OMG. Drunk.
I'm so glad you fill me in on these things.
Sorry. Must've been trying to twitter.
If there's anything in this world better than hotboxing in the rain I haven't found it yet.
Agreed
the bulge in his pants is not junk. its hair. trust.
He just seriously used the word "skeet." Can we please find another way to get weed?
No. Take one for the team.
How are you going to be there by 9am?
Relax I always go to these conferences hung over
You say that like it's a positive quality
And I was somehow convinced to wash the glassware at the bar topless.
This morning two of his housemate threw confetti over me, started singing and handed me a make shift trophy out of cereal boxes and beer cans that said 'Harry's Virginity' on it. Fucking brilliant!

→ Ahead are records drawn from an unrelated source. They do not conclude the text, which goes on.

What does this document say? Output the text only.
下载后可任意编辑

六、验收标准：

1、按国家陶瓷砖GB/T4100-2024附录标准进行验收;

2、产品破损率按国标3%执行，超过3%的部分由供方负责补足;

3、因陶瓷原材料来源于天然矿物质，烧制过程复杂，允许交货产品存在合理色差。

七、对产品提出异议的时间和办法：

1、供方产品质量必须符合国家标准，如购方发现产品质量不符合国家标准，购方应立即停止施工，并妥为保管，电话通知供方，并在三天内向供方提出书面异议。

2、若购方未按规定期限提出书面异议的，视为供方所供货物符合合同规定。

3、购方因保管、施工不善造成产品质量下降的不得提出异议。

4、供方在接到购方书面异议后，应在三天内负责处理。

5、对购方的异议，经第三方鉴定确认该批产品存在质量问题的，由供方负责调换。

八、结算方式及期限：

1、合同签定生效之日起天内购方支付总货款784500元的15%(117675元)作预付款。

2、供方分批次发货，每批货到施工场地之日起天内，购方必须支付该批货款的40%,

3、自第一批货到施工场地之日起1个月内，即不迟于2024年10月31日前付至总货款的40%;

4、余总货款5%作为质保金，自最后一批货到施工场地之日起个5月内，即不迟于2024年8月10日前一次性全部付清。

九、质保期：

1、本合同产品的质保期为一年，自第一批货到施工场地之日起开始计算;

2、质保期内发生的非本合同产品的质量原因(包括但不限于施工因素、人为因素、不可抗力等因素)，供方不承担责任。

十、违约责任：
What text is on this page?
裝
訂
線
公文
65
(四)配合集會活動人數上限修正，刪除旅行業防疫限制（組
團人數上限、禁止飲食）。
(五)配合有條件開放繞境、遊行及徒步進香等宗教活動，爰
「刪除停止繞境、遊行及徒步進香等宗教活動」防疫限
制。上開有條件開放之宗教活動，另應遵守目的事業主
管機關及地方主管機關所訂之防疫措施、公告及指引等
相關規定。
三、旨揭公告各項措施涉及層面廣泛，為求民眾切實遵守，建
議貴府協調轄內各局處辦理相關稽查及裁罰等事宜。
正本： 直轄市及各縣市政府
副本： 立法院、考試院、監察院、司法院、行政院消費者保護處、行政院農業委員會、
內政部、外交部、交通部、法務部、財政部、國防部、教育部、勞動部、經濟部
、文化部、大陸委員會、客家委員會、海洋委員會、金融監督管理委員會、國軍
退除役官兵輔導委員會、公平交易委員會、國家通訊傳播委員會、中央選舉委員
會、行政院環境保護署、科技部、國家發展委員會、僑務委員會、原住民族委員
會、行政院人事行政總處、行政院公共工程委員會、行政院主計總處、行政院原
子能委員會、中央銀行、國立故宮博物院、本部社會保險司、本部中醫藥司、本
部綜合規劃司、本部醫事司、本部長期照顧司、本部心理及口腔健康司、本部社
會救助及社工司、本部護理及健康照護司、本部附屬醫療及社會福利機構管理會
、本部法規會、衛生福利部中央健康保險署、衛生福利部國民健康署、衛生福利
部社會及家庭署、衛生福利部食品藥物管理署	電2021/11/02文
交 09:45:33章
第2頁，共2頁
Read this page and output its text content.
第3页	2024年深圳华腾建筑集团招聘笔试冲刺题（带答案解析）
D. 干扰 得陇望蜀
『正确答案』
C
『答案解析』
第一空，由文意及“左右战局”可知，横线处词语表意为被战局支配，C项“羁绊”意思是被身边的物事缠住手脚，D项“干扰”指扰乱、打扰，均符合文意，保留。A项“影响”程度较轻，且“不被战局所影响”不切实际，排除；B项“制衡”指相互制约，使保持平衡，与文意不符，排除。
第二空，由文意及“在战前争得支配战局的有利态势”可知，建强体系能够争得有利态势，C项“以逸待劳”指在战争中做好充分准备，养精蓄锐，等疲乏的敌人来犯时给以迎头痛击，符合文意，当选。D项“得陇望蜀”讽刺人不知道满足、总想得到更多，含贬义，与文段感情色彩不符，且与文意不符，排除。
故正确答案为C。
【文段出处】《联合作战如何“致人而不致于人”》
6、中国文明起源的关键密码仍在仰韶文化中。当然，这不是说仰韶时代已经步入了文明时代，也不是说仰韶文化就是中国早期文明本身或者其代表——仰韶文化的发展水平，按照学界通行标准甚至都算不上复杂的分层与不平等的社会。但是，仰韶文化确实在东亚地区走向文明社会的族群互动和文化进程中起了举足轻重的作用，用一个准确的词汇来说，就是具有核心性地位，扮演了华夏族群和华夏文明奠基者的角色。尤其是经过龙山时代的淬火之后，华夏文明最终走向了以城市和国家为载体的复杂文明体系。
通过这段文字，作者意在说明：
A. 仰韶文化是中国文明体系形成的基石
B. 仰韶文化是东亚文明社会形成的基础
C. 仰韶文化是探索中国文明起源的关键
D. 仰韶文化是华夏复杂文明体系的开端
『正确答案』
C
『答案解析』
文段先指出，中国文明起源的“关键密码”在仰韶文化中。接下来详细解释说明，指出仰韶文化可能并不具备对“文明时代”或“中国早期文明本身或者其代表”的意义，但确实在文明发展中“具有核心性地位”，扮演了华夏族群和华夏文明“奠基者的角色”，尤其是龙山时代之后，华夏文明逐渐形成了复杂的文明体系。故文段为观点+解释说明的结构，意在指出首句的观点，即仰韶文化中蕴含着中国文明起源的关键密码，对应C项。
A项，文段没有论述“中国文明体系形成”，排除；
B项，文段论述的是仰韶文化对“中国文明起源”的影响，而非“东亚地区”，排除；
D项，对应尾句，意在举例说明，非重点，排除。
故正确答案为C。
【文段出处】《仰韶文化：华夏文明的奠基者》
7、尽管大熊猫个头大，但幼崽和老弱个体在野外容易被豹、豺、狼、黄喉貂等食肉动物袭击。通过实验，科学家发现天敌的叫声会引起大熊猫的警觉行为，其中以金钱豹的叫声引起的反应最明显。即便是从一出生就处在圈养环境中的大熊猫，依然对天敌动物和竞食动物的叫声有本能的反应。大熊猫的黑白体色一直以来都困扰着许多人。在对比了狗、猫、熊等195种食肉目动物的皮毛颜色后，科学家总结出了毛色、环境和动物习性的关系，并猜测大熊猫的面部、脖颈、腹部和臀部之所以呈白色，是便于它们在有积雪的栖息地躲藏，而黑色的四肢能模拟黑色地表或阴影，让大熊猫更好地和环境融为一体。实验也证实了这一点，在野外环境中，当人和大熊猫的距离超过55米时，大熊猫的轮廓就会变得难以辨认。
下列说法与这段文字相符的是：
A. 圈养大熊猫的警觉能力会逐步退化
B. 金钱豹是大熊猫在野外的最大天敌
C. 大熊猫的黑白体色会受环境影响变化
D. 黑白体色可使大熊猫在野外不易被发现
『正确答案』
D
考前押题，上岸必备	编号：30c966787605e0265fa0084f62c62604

I just high fived you brother at the bar then immediately realized my hands smell like your vagina
When do you want to get tanked and forget our entire college education?
You brought string cheese to the strip club
I'm pretty sure ignoring the person that just sent you a picture of their boobs is bad nude etiquette.
I think I'll shower sitting down. That seems safe.
Guy from the bar last night left his number on my waterbill on the counter, at the bottom he put don't forget I can hook you up at Little Caesars I work their part time.
You sure know how to pick em.
Had a moment of weakness, slept with my ex last night
So that's why our room smells like tequila and shame.
Just finished 151. Eating nutella off a spoon. Bring condoms.